The troop consisted of six persons; for, besides Wayland, they had

in company a royal pursuivant and two stout serving-men. All were

well-armed, and travelled as fast as it was possible with justice to

their horses, which had a long journey before them. They endeavoured

to procure some tidings as they rode along of Varney and his party, but

could hear none, as they had travelled in the dark. At a small village

about twelve miles from Kenilworth, where they gave some refreshment to

their horses, a poor clergyman, the curate of the place, came out of a

small cottage, and entreated any of the company who might know aught of

surgery to look in for an instant on a dying man.

The empiric Wayland undertook to do his best, and as the curate

conducted him to the spot, he learned that the man had been found on

the highroad, about a mile from the village, by labourers, as they were

going to their work on the preceding morning, and the curate had given

him shelter in his house. He had received a gun-shot wound, which seemed

to be obviously mortal; but whether in a brawl or from robbers they

could not learn, as he was in a fever, and spoke nothing connectedly.

Wayland entered the dark and lowly apartment, and no sooner had the

curate drawn aside the curtain than he knew, in the distorted features

of the patient, the countenance of Michael Lambourne. Under pretence

of seeking something which he wanted, Wayland hastily apprised

his fellow-travellers of this extraordinary circumstance; and both

Tressilian and Raleigh, full of boding apprehensions, hastened to the

curate's house to see the dying man.

The wretch was by this time in the agonies of death, from which a much

better surgeon than Wayland could not have rescued him, for the bullet

had passed clear through his body. He was sensible, however, at least in

part, for he knew Tressilian, and made signs that he wished him to stoop

over his bed.
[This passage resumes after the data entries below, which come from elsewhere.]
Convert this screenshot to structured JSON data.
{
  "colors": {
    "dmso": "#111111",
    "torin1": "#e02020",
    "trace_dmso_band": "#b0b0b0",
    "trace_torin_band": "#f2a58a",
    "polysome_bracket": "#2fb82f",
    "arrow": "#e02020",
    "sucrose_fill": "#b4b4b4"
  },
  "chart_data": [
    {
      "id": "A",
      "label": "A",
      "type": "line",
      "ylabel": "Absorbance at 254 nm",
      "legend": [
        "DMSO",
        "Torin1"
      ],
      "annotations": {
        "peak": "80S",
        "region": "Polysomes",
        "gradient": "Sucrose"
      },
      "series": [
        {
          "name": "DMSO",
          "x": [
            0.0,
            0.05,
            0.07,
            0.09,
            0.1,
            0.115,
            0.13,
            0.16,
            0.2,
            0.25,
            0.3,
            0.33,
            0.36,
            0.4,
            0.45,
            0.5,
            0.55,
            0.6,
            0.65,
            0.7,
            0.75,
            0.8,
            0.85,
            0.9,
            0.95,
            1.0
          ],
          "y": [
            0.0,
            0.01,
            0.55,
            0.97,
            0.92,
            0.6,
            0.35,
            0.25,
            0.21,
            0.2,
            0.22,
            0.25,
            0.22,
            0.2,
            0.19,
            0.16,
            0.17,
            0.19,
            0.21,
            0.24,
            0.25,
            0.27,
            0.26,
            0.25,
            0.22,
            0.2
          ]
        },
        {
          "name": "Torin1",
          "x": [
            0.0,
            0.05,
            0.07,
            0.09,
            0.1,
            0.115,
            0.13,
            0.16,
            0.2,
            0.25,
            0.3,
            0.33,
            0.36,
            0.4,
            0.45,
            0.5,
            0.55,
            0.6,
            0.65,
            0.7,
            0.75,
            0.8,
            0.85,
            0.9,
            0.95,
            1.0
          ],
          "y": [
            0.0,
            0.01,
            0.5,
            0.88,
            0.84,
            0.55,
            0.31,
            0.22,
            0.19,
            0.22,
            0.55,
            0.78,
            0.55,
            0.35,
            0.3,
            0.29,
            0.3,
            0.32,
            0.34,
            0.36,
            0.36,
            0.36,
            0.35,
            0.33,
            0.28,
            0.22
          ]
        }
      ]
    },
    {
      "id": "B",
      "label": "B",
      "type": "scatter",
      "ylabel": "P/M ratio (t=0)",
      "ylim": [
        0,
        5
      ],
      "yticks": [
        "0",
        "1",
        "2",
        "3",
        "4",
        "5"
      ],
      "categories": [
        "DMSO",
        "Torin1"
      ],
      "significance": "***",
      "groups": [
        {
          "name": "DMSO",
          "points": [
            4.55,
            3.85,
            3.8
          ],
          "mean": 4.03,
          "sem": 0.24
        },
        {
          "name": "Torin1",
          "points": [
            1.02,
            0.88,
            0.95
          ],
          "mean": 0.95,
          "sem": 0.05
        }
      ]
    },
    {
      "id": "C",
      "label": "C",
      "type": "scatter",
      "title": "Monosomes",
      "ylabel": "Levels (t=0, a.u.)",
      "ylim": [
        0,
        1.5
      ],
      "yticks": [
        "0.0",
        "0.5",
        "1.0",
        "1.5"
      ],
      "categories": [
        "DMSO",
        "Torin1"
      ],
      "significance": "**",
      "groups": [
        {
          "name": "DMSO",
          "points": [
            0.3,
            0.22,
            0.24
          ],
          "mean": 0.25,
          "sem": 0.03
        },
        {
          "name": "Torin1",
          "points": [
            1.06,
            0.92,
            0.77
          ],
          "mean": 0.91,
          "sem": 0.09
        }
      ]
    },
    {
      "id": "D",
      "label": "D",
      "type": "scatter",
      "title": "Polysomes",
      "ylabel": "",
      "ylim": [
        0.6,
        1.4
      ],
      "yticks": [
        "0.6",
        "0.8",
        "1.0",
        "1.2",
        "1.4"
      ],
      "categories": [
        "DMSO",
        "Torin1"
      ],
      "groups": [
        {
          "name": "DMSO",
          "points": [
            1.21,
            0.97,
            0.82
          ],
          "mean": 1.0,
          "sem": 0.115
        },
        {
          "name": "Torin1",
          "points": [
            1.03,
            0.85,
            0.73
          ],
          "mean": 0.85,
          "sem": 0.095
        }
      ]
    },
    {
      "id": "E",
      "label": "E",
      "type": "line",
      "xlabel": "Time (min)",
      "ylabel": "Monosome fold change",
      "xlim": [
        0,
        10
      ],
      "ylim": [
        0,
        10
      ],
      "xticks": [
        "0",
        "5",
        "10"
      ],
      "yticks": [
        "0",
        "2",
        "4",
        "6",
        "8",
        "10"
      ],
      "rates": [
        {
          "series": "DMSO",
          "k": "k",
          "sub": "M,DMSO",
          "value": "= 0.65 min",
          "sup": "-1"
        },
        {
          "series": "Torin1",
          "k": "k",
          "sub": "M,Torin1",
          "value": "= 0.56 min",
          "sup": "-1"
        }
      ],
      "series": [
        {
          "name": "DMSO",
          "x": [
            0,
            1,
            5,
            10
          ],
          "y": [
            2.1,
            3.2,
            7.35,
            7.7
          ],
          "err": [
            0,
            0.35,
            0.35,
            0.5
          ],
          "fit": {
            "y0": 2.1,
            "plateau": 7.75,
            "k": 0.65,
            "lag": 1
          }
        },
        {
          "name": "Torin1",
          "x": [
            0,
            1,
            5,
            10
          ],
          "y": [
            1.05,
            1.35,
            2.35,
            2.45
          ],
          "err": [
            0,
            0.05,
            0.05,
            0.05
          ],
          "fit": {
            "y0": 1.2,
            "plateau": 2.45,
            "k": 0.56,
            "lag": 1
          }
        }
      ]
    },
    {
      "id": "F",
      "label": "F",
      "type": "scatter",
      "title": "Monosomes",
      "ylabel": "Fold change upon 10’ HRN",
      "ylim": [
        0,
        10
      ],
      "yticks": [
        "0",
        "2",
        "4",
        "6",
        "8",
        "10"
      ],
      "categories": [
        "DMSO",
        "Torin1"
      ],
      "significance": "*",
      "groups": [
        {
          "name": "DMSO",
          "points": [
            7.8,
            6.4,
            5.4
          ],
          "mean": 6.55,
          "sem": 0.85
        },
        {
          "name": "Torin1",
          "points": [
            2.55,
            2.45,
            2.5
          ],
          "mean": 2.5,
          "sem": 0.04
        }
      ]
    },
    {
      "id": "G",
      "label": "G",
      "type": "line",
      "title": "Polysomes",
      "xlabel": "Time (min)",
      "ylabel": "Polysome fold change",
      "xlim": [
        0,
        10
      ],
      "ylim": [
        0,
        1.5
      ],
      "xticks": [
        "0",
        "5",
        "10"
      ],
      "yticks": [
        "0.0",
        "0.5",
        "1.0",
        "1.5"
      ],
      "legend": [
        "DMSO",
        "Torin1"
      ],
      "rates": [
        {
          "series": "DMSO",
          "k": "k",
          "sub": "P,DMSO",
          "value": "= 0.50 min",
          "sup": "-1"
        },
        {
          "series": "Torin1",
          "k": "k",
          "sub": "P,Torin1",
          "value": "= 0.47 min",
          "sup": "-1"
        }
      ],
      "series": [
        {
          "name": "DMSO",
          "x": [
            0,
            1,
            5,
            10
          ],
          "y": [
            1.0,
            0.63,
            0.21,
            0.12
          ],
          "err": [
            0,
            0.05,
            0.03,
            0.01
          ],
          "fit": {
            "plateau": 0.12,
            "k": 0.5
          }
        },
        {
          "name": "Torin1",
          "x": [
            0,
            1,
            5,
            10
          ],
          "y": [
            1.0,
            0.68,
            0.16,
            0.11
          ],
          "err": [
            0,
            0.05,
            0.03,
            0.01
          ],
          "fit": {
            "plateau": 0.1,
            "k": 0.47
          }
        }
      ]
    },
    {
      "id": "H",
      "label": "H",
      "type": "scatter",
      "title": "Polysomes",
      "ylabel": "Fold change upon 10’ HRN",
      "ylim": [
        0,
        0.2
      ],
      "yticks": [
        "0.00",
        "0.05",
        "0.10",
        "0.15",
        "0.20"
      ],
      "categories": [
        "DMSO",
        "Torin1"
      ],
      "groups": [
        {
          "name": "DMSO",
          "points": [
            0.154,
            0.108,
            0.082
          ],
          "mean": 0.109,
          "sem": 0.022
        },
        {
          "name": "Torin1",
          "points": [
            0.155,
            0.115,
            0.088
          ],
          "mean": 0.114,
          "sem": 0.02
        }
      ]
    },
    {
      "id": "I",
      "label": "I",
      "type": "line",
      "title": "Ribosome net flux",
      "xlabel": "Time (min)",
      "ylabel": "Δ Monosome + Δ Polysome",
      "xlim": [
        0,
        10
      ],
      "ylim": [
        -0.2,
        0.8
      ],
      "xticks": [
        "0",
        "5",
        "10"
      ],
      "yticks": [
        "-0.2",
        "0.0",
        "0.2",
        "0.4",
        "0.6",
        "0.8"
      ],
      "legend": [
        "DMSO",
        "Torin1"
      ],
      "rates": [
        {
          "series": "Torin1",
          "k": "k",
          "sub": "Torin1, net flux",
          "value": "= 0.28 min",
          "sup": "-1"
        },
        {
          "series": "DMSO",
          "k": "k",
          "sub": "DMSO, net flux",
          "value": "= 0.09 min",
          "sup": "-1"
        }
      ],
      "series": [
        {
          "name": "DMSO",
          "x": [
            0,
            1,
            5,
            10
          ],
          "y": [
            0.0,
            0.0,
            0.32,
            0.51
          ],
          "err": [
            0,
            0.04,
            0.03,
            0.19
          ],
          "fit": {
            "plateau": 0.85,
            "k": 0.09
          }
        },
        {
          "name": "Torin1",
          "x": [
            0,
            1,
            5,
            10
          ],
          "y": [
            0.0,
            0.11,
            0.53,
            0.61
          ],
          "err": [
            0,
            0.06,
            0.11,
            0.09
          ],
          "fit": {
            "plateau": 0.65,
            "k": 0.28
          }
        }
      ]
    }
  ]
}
Tressilian did so, and after some inarticulate murmurs, in

which the names of Varney and Lady Leicester were alone distinguishable,

Lambourne bade him "make haste, or he would come too late." It was in

vain Tressilian urged the patient for further information; he seemed

to become in some degree delirious, and when he again made a signal to

attract Tressilian's attention, it was only for the purpose of desiring

him to inform his uncle, Giles Gosling of the Black Bear, that "he had

died without his shoes after all." A convulsion verified his words a few

minutes after, and the travellers derived nothing from having met with

him, saving the obscure fears concerning the fate of the Countess, which

his dying words were calculated to convey, and which induced them to

urge their journey with the utmost speed, pressing horses in the Queen's

name when those which they rode became unfit for service.